Characterizing Stellar Streams with Error-Aware Machine Learning

Abstract

Stellar streams are thin, elongated collections of stars formed by gravitational disruption of orbiting star clusters or dwarf galaxies and are highly sensitive probes of the Milky Way's dark matter distribution and formation history. We present SCREAM (Stream ChaRacterization with Error Aware Machine Learning), a weakly-supervised framework to identify member stars of stellar streams. Building on the CATHODE method originally developed for particle physics, SCREAM identifies streams as localized feature-space over-densities, avoiding rigid physical priors like assumed gravitational potentials or strict isochrone filtering.
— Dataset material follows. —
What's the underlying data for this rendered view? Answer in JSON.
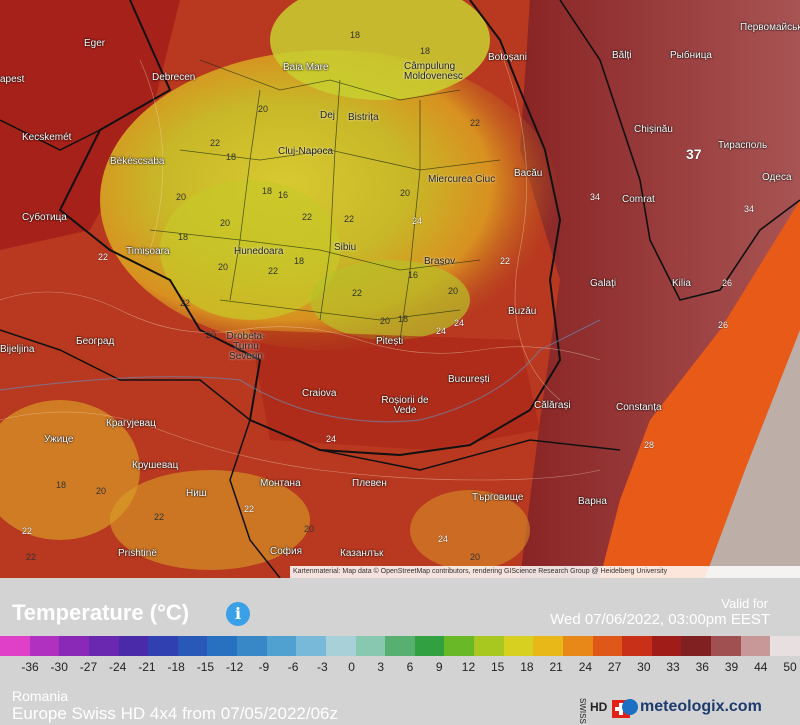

Crucially, SCREAM is the first machine learning (ML) framework in this domain to directly incorporate observational uncertainties into the neural network training objective. Using astrometric and photometric data from Gaia Data Release 3 and the Dark Energy Spectroscopic Instrument (DESI) Legacy imaging survey, we demonstrate our algorithm's performance on the prominent GD-1 stream. Validated against independent labels, SCREAM achieves an F1 score of 0.745, substantially outperforming existing ML methods in both precision and recall. Furthermore, SCREAM recovers the physically expected diffuse "cocoon" of GD-1 and faint main-sequence members that classical physics-based algorithms (e.g., STREAMFINDER) miss. Our results highlight the transformative potential of uncertainty-aware, weakly-supervised ML to uncover complex galactic structures.